Savaşta Hangi Taraftasın: Bir ‘The Good Fight’ İncelemesi
Siyahlardan kurulu bir avukatlık şirketinin demokrat beyaz ortağı Diane Lockhart’ın Trump Amerika’sına açtığı savaşın dizisi The Good Fight yaratıcılığıyla hayran bırakıyor
The Good Fight dizisinden bahsetmeden önce onun ablası The Good Wife’ı anmamak konuya hâkim olmayanlar için haksızlık olur sanırım.
2009 yılında yayınlanan ve toplam yedi sezon süren The Good Wife hukuk ve adliye dizisi sevenler için yeni bir dönemi başlatmıştı diyebiliriz. Yaratıcıları olan King ailesinin, yani Michell ve Robert King’in alametifarikası, Amerika’da o dönem hangi hukuk davası gündemdeyse onun bir benzerini alıp Chicago’daki hukuk şirketine ya savunmaları ya da karşı çıkmaları için getirmeleriydi. Aynı zamanda gerçekte yaşanan tüm bu davalar Amerikan toplumunun nasıl şekillendiğini de gösteriyordu ve dizi tam anlamıyla bize bu karmakarışık ve kafası epey bunalmış Amerika’ya dair politik bir manzarayı da epey geniş bir açıyla sergiliyordu. Demokratların, Cumhuriyetçilerle epey kaygan bir politik zeminde yaptıkları tangoydu diyebilirim The Good Wife için.
The Good Wife’ın final yapmasının ardından King ailesi bir spin-off çekmeye, yani dizinin içindeki karakterlerden birinin hikâyesini alıp ondan bambaşka bir şov yaratmaya karar verdi.

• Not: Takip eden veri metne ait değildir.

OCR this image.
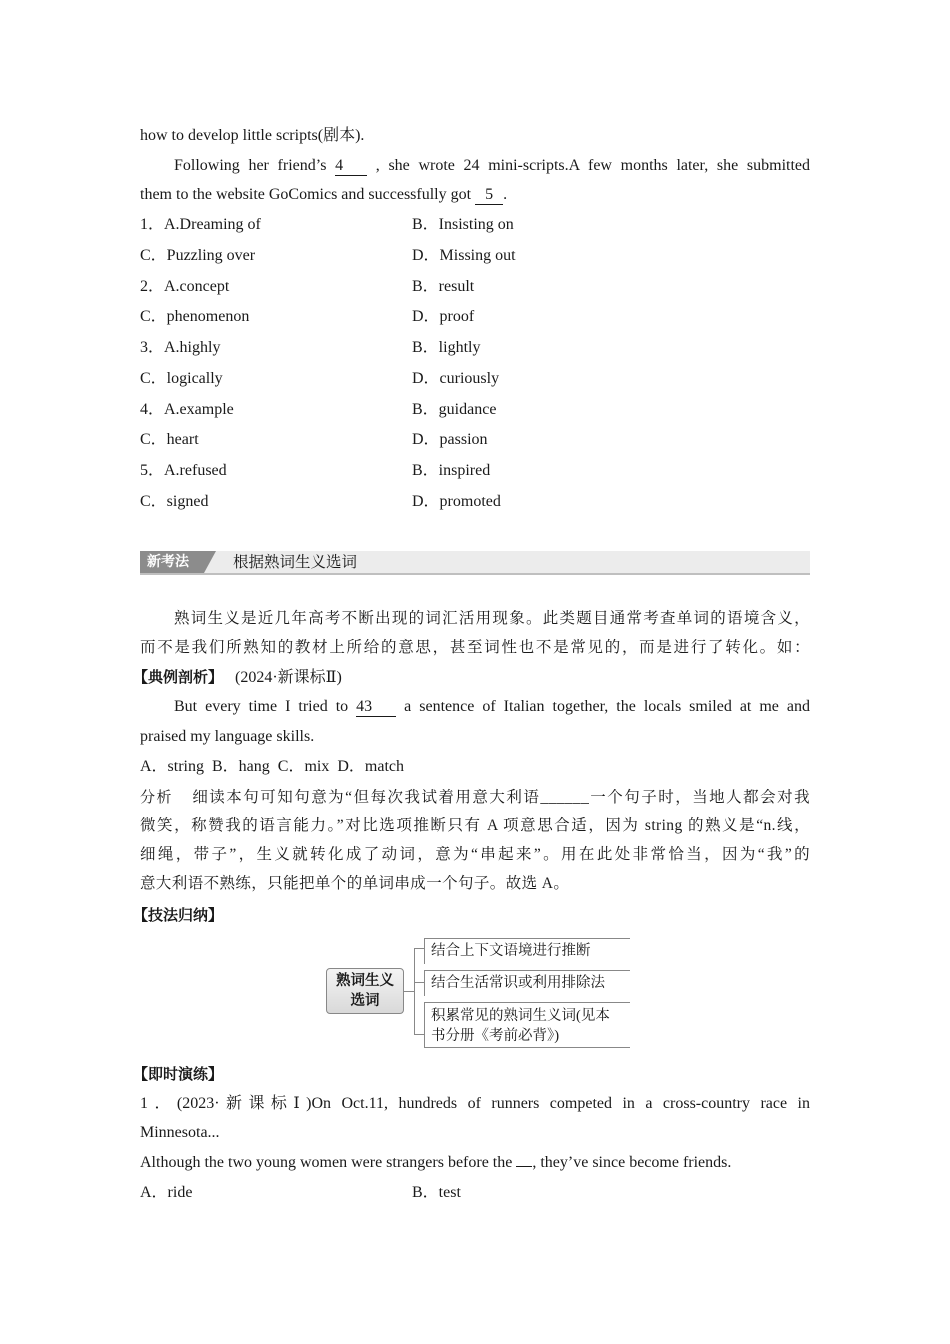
how to develop little scripts(剧本).
Following her friend’s 4 , she wrote 24 mini-scripts.A few months later, she submitted
them to the website GoComics and successfully got 5 .
1．A.Dreaming of	B．Insisting on
C．Puzzling over	D．Missing out
2．A.concept	B．result
C．phenomenon	D．proof
3．A.highly	B．lightly
C．logically	D．curiously
4．A.example	B．guidance
C．heart	D．passion
5．A.refused	B．inspired
C．signed	D．promoted
新考法	根据熟词生义选词
熟词生义是近几年高考不断出现的词汇活用现象。此类题目通常考查单词的语境含义，
而不是我们所熟知的教材上所给的意思，甚至词性也不是常见的，而是进行了转化。如：
【典例剖析】 (2024·新课标Ⅱ)
But every time I tried to 43 a sentence of Italian together, the locals smiled at me and
praised my language skills.
A．string  B．hang  C．mix  D．match
分析 细读本句可知句意为“但每次我试着用意大利语______一个句子时，当地人都会对我
微笑，称赞我的语言能力。”对比选项推断只有 A 项意思合适，因为 string 的熟义是“n.线，
细绳，带子”，生义就转化成了动词，意为“串起来”。用在此处非常恰当，因为“我”的
意大利语不熟练，只能把单个的单词串成一个句子。故选 A。
【技法归纳】
熟词生义
选词
结合上下文语境进行推断
结合生活常识或利用排除法
积累常见的熟词生义词(见本
书分册《考前必背》)
【即时演练】
1．(2023·新课标Ⅰ)On Oct.11, hundreds of runners competed in a cross-country race in
Minnesota...
Although the two young women were strangers before the , they’ve since become friends.
A．ride	B．test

The Good Wife’tan seçtikleri karakter ise şirketin über demokrat ve Chicago’nun en güçlü kadınlarından biri olan ortağı Diane Lockhart (Christine Baranski) oldu.
Çok şaşırtıcı değildi aslında bu seçim. Çünkü Diane Lockhart zaten tüm şov süresince fanatiklerin en sevdiği karakterlerden biri olmuştu. Güçlü ve başarılı kadının sözlükteki karşılığı olabilecek bir isim Diane. Spin-off dizilerin başarısız olma ihtimali epey yüksektir çünkü hayranlar, alıştıkları şovdaki insanların çoğunun değiştiği yeni ortama ve odak noktasının artık başka bir yere kaymasına kolay adapte olamazlar. Aynı şey The Good Fight için de geçerliydi. Tamam, Diane’i çok seviyorduk ama sadece Diane üzerine kurulu bir şov bizi ne kadar tatmin edecekti?
King ailesi ilk sezonun yayınlamasıyla birlikte cevabı ağzımızın ortasına çarptılar. Evet, bu sefer yine bir şekilde The Good Wife’ı andıran ama ondan tamamen bağımsız ve yepyeni bir diziyle karşımıza geldiler. Yaratıcılıklarının ve bu işi nasıl böyle yapabildiklerinin ciddi bir şekilde hayranıyım.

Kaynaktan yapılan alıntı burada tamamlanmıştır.